Hydroelectric power station in Gabon

The FE2 Hydroelectric Power Station is a 36 megawatt hydroelectric power station in Gabon. Construction of this dam began in 2010. Due to lack of adequate funding, work was abandoned in 2013. In 2018, after a five-year hiatus, Tebian Electric Apparatus Stock Limited (TBEA), a Chinese independent power producer (IPP), in collaboration with the Gabonese Strategic Investment Fund, indicated their intention to invest €180 million into the development of FE2 HPP. The engineering, procurement and construction (EPC) contract was awarded to the China Gezhouba Group Company (CGGC). The energy off-taker is Société d'Énergie et d'Eau du Gabon (SEEG), the national electricity utility company of Gabon.

==Location==
The power station is located across the FE2 waterfall on the Okano River, southeast of the town of Mitzic, in Okano Department, in Woleu-Ntem Province, in northern Gabon. Mitzic is located approximately 112 km south of the city of Oyem, the provincial headquarters. This is about 323 km by road northeast of Libreville, the largest city and national capital of Gabon.

==Overview==
The design of the power station calls for a run-of-the-river station with a hydraulic head of 88 m. Three vertical Francis type turbines, each rated at 12 MW, will provide a capacity of 36 megawatts. Other related infrastructure developments include a new substation, an evacuation transmission line, a workers' camp and access roads to the site.
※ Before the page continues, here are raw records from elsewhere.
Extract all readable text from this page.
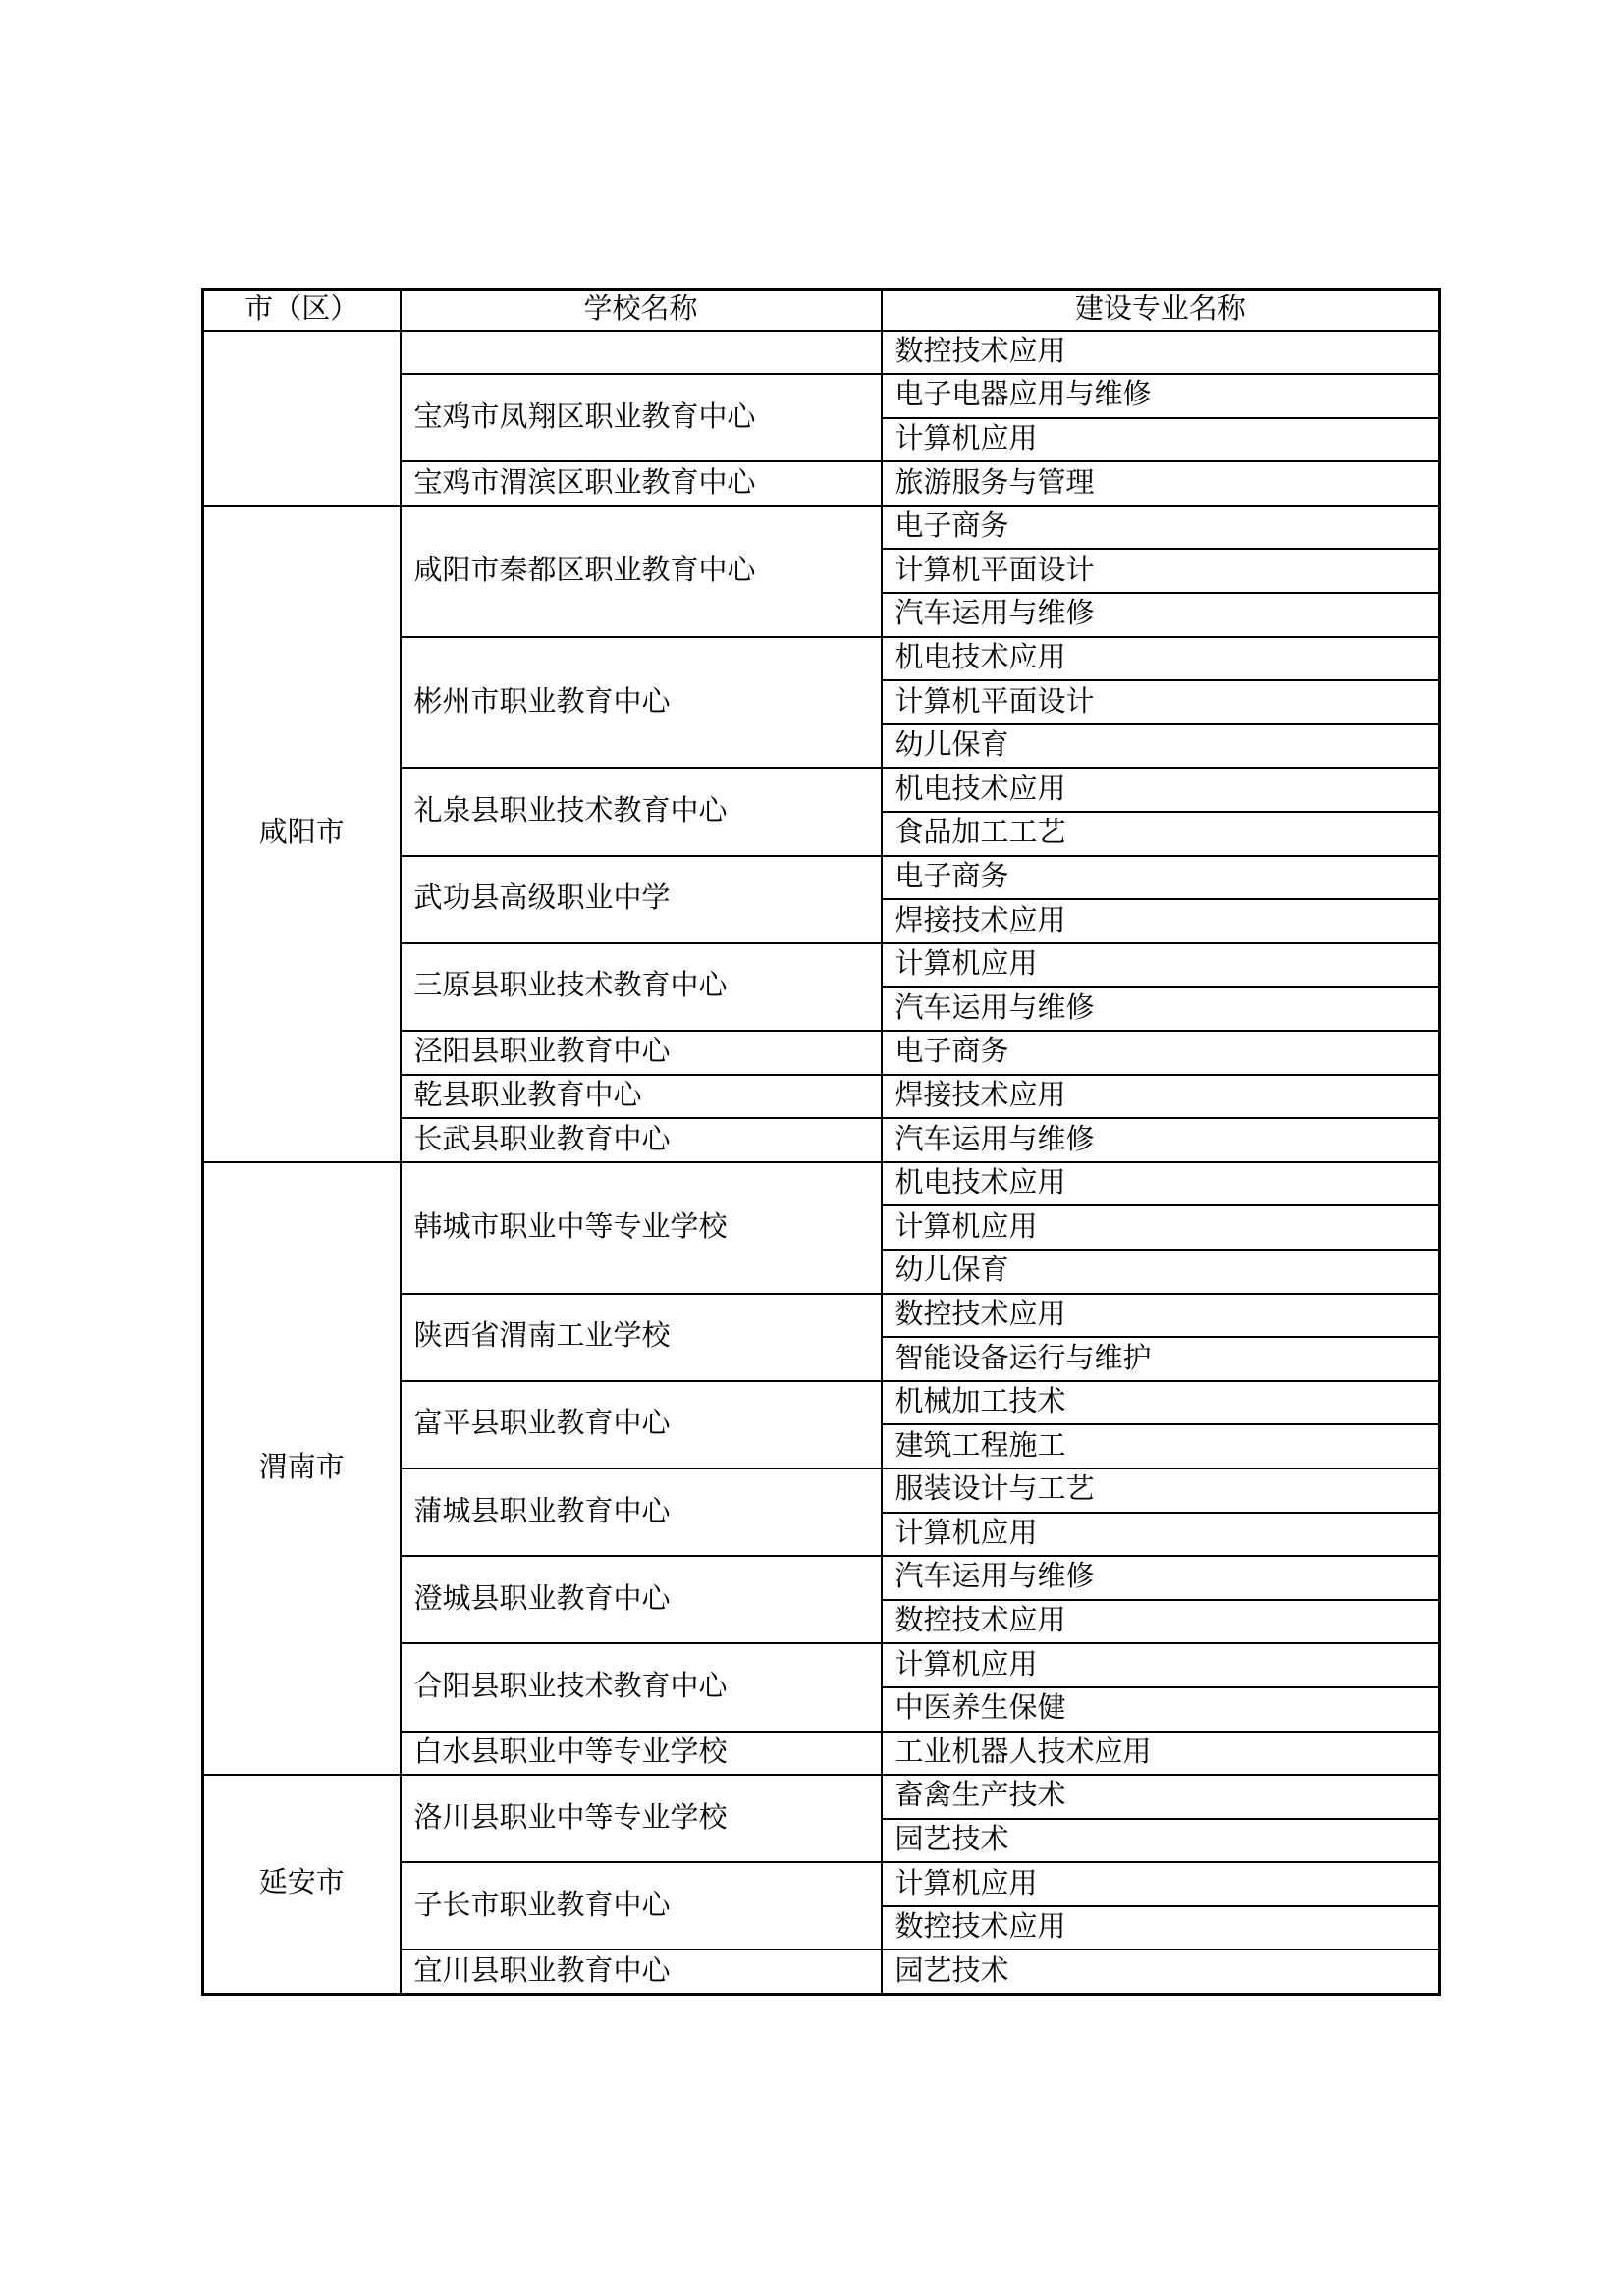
市（区）	学校名称	建设专业名称
		数控技术应用
	宝鸡市凤翔区职业教育中心	电子电器应用与维修
		计算机应用
	宝鸡市渭滨区职业教育中心	旅游服务与管理
咸阳市	咸阳市秦都区职业教育中心	电子商务
		计算机平面设计
		汽车运用与维修
	彬州市职业教育中心	机电技术应用
		计算机平面设计
		幼儿保育
	礼泉县职业技术教育中心	机电技术应用
		食品加工工艺
	武功县高级职业中学	电子商务
		焊接技术应用
	三原县职业技术教育中心	计算机应用
		汽车运用与维修
	泾阳县职业教育中心	电子商务
	乾县职业教育中心	焊接技术应用
	长武县职业教育中心	汽车运用与维修
渭南市	韩城市职业中等专业学校	机电技术应用
		计算机应用
		幼儿保育
	陕西省渭南工业学校	数控技术应用
		智能设备运行与维护
	富平县职业教育中心	机械加工技术
		建筑工程施工
	蒲城县职业教育中心	服装设计与工艺
		计算机应用
	澄城县职业教育中心	汽车运用与维修
		数控技术应用
	合阳县职业技术教育中心	计算机应用
		中医养生保健
	白水县职业中等专业学校	工业机器人技术应用
延安市	洛川县职业中等专业学校	畜禽生产技术
		园艺技术
	子长市职业教育中心	计算机应用
		数控技术应用
	宜川县职业教育中心	园艺技术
It is expected that the off-taker of the energy generated here will be the national electricity utility parastatal company, SEEG. The power is intended for distribution to the city of Libreville, the national capital, to Ndjolé, in the Abanga-Bigne Department of Moyen-Ogooué Province and to the province of Woleu-Ntem.

==Recent developments==
As of December 2020, the government of Gabon was still seeking funding to complete the construction of FE2 Hydroelectric Power Station, whose annual energy output is calculated at 240 GWh annually.

Aristide Ngari is the Director General, Ministry of Energy, Government of Gabon.